AIフリートマネジメントシリーズ Part 1:運転行動 vs 車両コンディション

Data shows that the risk level for commercial fleets or professional drivers is several times higher than that of general drivers (this can be objectively compared through accident rates and insurance premiums). Let me first clarify that this is not entirely because professional drivers are worse. If you drive on the road for 8-10 hours a day, need to park by the roadside dozens of times, get in and out of the vehicle to load or unload, or let passengers on and off, and on top of that, deal with complaints from bosses or customers about late deliveries, your record might not look so good either.

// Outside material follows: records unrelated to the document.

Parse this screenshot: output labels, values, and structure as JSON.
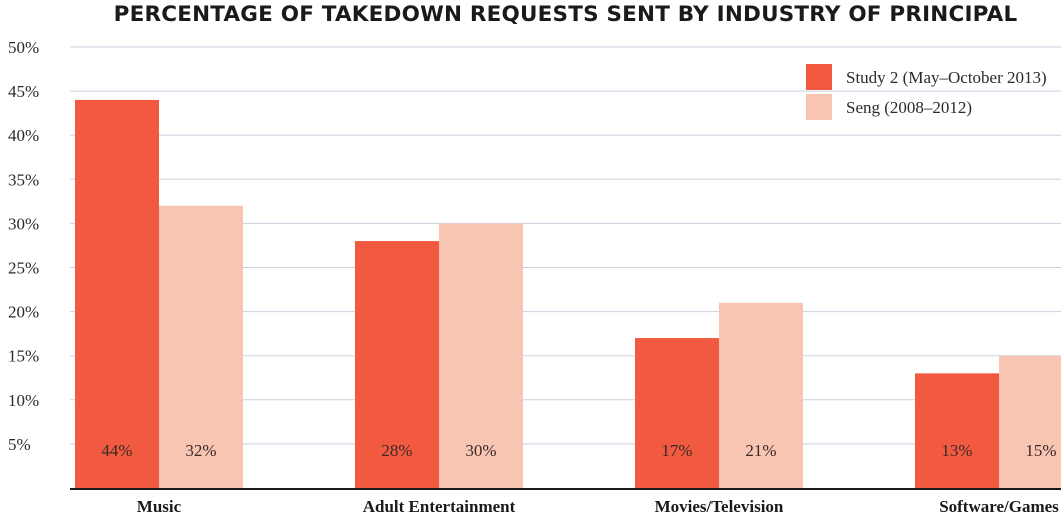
{
  "chart_data": {
    "type": "bar",
    "title": "PERCENTAGE OF TAKEDOWN REQUESTS SENT BY INDUSTRY OF PRINCIPAL",
    "categories": [
      "Music",
      "Adult Entertainment",
      "Movies/Television",
      "Software/Games"
    ],
    "series": [
      {
        "name": "Study 2 (May–October 2013)",
        "values": [
          44,
          28,
          17,
          13
        ],
        "labels": [
          "44%",
          "28%",
          "17%",
          "13%"
        ],
        "color": "#f15a40"
      },
      {
        "name": "Seng (2008–2012)",
        "values": [
          32,
          30,
          21,
          15
        ],
        "labels": [
          "32%",
          "30%",
          "21%",
          "15%"
        ],
        "color": "#f9c5b3"
      }
    ],
    "y_ticks": [
      {
        "value": 5,
        "label": "5%"
      },
      {
        "value": 10,
        "label": "10%"
      },
      {
        "value": 15,
        "label": "15%"
      },
      {
        "value": 20,
        "label": "20%"
      },
      {
        "value": 25,
        "label": "25%"
      },
      {
        "value": 30,
        "label": "30%"
      },
      {
        "value": 35,
        "label": "35%"
      },
      {
        "value": 40,
        "label": "40%"
      },
      {
        "value": 45,
        "label": "45%"
      },
      {
        "value": 50,
        "label": "50%"
      }
    ],
    "ylim": [
      0,
      50
    ],
    "grid": true,
    "legend_position": "top-right",
    "gridline_color": "#c9d3e0",
    "axis_color": "#1a1a1a"
  }
}
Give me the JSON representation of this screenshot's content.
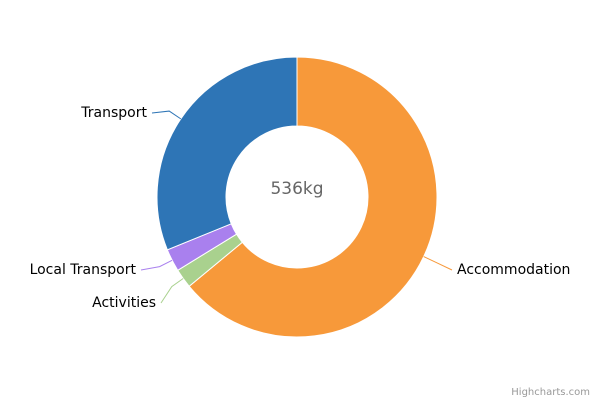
{
  "chart_data": {
    "type": "pie",
    "center_label": "536kg",
    "categories": [
      "Accommodation",
      "Activities",
      "Local Transport",
      "Transport"
    ],
    "values": [
      343,
      12,
      14,
      167
    ],
    "colors": [
      "#f7993a",
      "#a9d18e",
      "#a980ee",
      "#2e75b6"
    ],
    "credits": "Highcharts.com"
  }
}
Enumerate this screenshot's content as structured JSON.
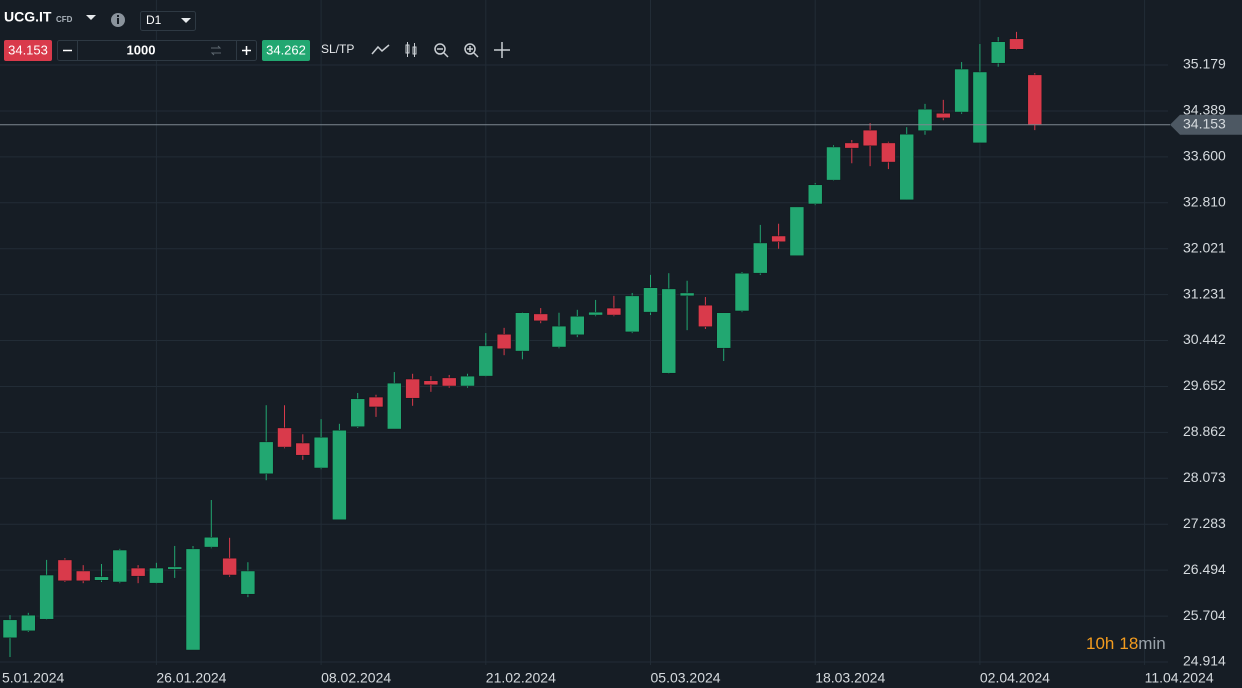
{
  "toolbar": {
    "symbol": "UCG.IT",
    "symbol_tag": "CFD",
    "timeframe": "D1",
    "sell_price": 34.153,
    "quantity": 1000,
    "buy_price": 34.262,
    "sl_tp": "SL/TP"
  },
  "countdown": {
    "hours": "10h",
    "minutes": "18",
    "unit": "min"
  },
  "chart_data": {
    "type": "candlestick",
    "categories": [
      "5.01.2024",
      null,
      null,
      null,
      null,
      null,
      null,
      null,
      null,
      "26.01.2024",
      null,
      null,
      null,
      null,
      null,
      null,
      null,
      null,
      "08.02.2024",
      null,
      null,
      null,
      null,
      null,
      null,
      null,
      null,
      "21.02.2024",
      null,
      null,
      null,
      null,
      null,
      null,
      null,
      null,
      "05.03.2024",
      null,
      null,
      null,
      null,
      null,
      null,
      null,
      null,
      "18.03.2024",
      null,
      null,
      null,
      null,
      null,
      null,
      null,
      null,
      "02.04.2024",
      null,
      null,
      null,
      null,
      null,
      null,
      null,
      null,
      "11.04.2024"
    ],
    "open": [
      null,
      25.33,
      25.45,
      25.65,
      26.67,
      26.48,
      26.32,
      26.29,
      26.53,
      26.27,
      26.51,
      25.12,
      26.89,
      26.7,
      26.08,
      28.15,
      28.94,
      28.68,
      28.25,
      27.36,
      28.96,
      29.47,
      28.92,
      29.78,
      29.75,
      29.8,
      29.66,
      29.83,
      30.55,
      30.26,
      30.9,
      30.33,
      30.54,
      30.88,
      31.0,
      30.59,
      30.93,
      29.88,
      31.21,
      31.05,
      30.31,
      30.95,
      31.6,
      32.24,
      31.9,
      32.79,
      33.2,
      33.84,
      34.06,
      33.84,
      32.86,
      34.05,
      34.35,
      34.37,
      33.84,
      35.21,
      35.63,
      35.01,
      null,
      null,
      null,
      null,
      null,
      null
    ],
    "high": [
      null,
      25.72,
      25.76,
      26.67,
      26.7,
      26.58,
      26.6,
      26.86,
      26.58,
      26.62,
      26.91,
      26.91,
      27.7,
      27.05,
      26.63,
      29.33,
      29.33,
      28.83,
      29.09,
      29.01,
      29.54,
      29.51,
      29.9,
      29.87,
      29.83,
      29.85,
      29.87,
      30.57,
      30.66,
      30.93,
      31.0,
      30.92,
      30.97,
      31.14,
      31.21,
      31.26,
      31.57,
      31.6,
      31.47,
      31.19,
      30.92,
      31.62,
      32.43,
      32.45,
      32.74,
      33.15,
      33.8,
      33.89,
      34.18,
      33.86,
      34.11,
      34.51,
      34.58,
      35.23,
      35.54,
      35.66,
      35.75,
      35.04,
      null,
      null,
      null,
      null,
      null,
      null
    ],
    "low": [
      null,
      25.0,
      25.43,
      25.64,
      26.29,
      26.27,
      26.29,
      26.27,
      26.27,
      26.26,
      26.36,
      25.12,
      26.87,
      26.38,
      26.03,
      28.04,
      28.59,
      28.39,
      28.23,
      27.36,
      28.94,
      29.13,
      28.92,
      29.32,
      29.56,
      29.63,
      29.63,
      29.82,
      30.19,
      30.12,
      30.74,
      30.31,
      30.5,
      30.86,
      30.86,
      30.57,
      30.88,
      29.87,
      30.62,
      30.64,
      30.09,
      30.93,
      31.57,
      32.02,
      31.9,
      32.77,
      33.19,
      33.49,
      33.44,
      33.39,
      32.86,
      33.98,
      34.23,
      34.34,
      33.84,
      35.15,
      35.44,
      34.06,
      null,
      null,
      null,
      null,
      null,
      null
    ],
    "close": [
      null,
      25.64,
      25.72,
      26.41,
      26.31,
      26.31,
      26.38,
      26.84,
      26.39,
      26.53,
      26.55,
      26.86,
      27.06,
      26.41,
      26.48,
      28.7,
      28.61,
      28.47,
      28.78,
      28.9,
      29.44,
      29.3,
      29.71,
      29.45,
      29.68,
      29.66,
      29.83,
      30.35,
      30.3,
      30.92,
      30.78,
      30.69,
      30.86,
      30.93,
      30.88,
      31.21,
      31.35,
      31.33,
      31.26,
      30.68,
      30.92,
      31.6,
      32.12,
      32.14,
      32.74,
      33.12,
      33.77,
      33.75,
      33.79,
      33.51,
      33.99,
      34.42,
      34.27,
      35.11,
      35.06,
      35.58,
      35.45,
      34.153,
      null,
      null,
      null,
      null,
      null,
      null
    ],
    "up_color": "#22a771",
    "down_color": "#d93a4b",
    "current_price": 34.153,
    "ylim": [
      24.863,
      36.297
    ],
    "yticks": [
      35.179,
      34.389,
      {
        "value": 33.6,
        "label": "33.600"
      },
      {
        "value": 32.81,
        "label": "32.810"
      },
      32.021,
      31.231,
      30.442,
      29.652,
      28.862,
      28.073,
      27.283,
      26.494,
      25.704,
      24.914
    ],
    "grid": true
  }
}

However, the data is clear: poor or even dangerous driving behavior is a long-standing issue that any commercial fleet must face and resolve. Where there is demand, there will be supply—this is an unchanging law of market economics. As a result, various products and technologies for detecting and monitoring driving behavior flood the market, many of which claim to be backed by scientific evidence. Just like various health supplements, they not only always receive certification from some unheard-of authoritative British institution but also often claim to be the result of years of effort by doctors or professors from National Taiwan University.

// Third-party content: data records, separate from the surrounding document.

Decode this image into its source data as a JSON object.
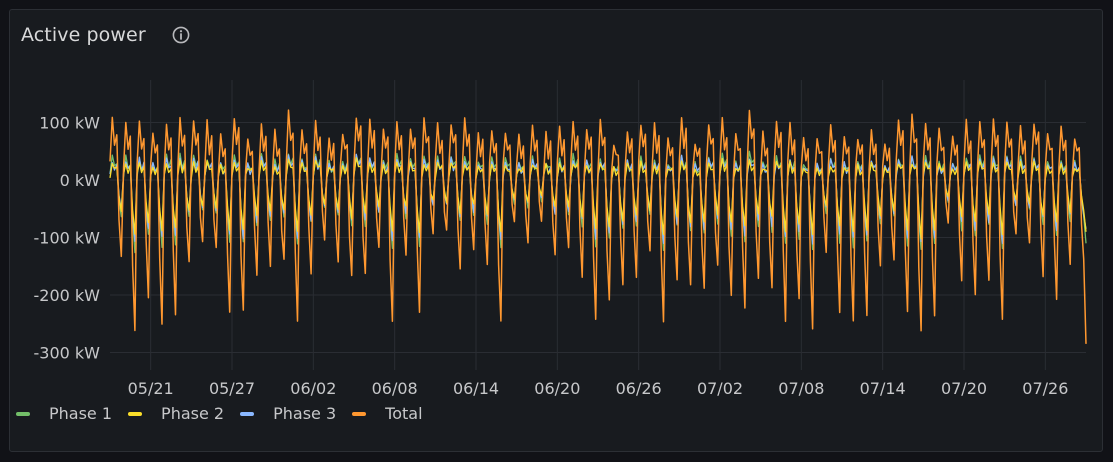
{
  "panel": {
    "title": "Active power",
    "info_icon": "info-circle-icon"
  },
  "colors": {
    "background": "#111217",
    "panel": "#181b1f",
    "grid": "#2a2d33",
    "text": "#c7c8ca"
  },
  "chart_data": {
    "type": "line",
    "title": "Active power",
    "x_unit": "date",
    "x_range": [
      "2025-05-18",
      "2025-07-29"
    ],
    "x_ticks": [
      "05/21",
      "05/27",
      "06/02",
      "06/08",
      "06/14",
      "06/20",
      "06/26",
      "07/02",
      "07/08",
      "07/14",
      "07/20",
      "07/26"
    ],
    "y_unit": "kW",
    "y_ticks": [
      100,
      0,
      -100,
      -200,
      -300
    ],
    "y_tick_labels": [
      "100 kW",
      "0 kW",
      "-100 kW",
      "-200 kW",
      "-300 kW"
    ],
    "ylim": [
      -340,
      170
    ],
    "grid": true,
    "legend_position": "bottom-left",
    "samples_per_day": 6,
    "series": [
      {
        "name": "Phase 1",
        "color": "#73bf69",
        "daily_peak_kw": 40,
        "daily_trough_kw": -90,
        "last_kw": -110
      },
      {
        "name": "Phase 2",
        "color": "#fade2a",
        "daily_peak_kw": 30,
        "daily_trough_kw": -70,
        "last_kw": -90
      },
      {
        "name": "Phase 3",
        "color": "#8ab8ff",
        "daily_peak_kw": 35,
        "daily_trough_kw": -80,
        "last_kw": -85
      },
      {
        "name": "Total",
        "color": "#ff9830",
        "daily_peak_kw": 90,
        "daily_trough_kw": -170,
        "max_kw": 125,
        "min_kw": -285,
        "last_kw": -285
      }
    ]
  },
  "legend": [
    {
      "label": "Phase 1",
      "color": "#73bf69"
    },
    {
      "label": "Phase 2",
      "color": "#fade2a"
    },
    {
      "label": "Phase 3",
      "color": "#8ab8ff"
    },
    {
      "label": "Total",
      "color": "#ff9830"
    }
  ]
}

The effectiveness of many fleet management technologies is as inscrutable as the medical effects of these supplements. While data itself does not lie, those who select and interpret the data might. This time, let’s explore two indicators that are often valued in both the Taiwanese and Western markets: Harsh braking and Harsh acceleration.
From the perspective of the average person, harsh braking or acceleration is indeed a negative indicator of driving behavior. For commercial fleets, it may lead to frequent accidents or unnecessary fuel consumption, making it a good basis for fleet management. Products that obtain these two data points using OBD, CAN, or gyro/accelerometer are as numerous as fish in the sea.
To conclude: if you’re hesitating about whether to bring an umbrella, just look at the probability of rain, not the height or thickness of the clouds. While understanding cloud information is helpful, looking at the probability of rain is more direct and effective.
Back to the topic, when do people usually brake harshly? Aside from professional tofu delivery drivers like Takumi Fujiwara, it’s usually when following too closely (poor driving), being aggressive or being aggressed upon (the former is poor driving, the latter is helplessness), or encountering unexpected obstacles on the road (emergency defensive driving). Can harsh braking data distinguish between poor, helpless, or emergency defensive driving? Maybe, but it’s like observing cloud height and thickness—not direct or effective. Is there a more direct and effective method? Yes—direct video analysis.
When do people usually accelerate harshly? Typically, it’s to beat a red or yellow light (poor driving), aggressive driving (poor driving), maintaining speed uphill (normal driving), or merging into fast traffic (normal driving). Can harsh acceleration data distinguish between poor and normal driving? Maybe, but it’s not direct or effective. Is there a more direct and effective method? Yes—direct video analysis.
You might say that video analysis can’t analyze fuel consumption, right? From my understanding of various fuel consumption analysis methods, I’ve never seen one using video, because it’s not direct or effective. But can harsh braking or acceleration analyze fuel consumption? Maybe, but isn’t it simpler and more direct to use the total mileage/total fuel consumption figures for a single trip, day, week, or month? Isn’t this elaborate process similar to deciding whether to bring an umbrella by looking at cloud height or thickness?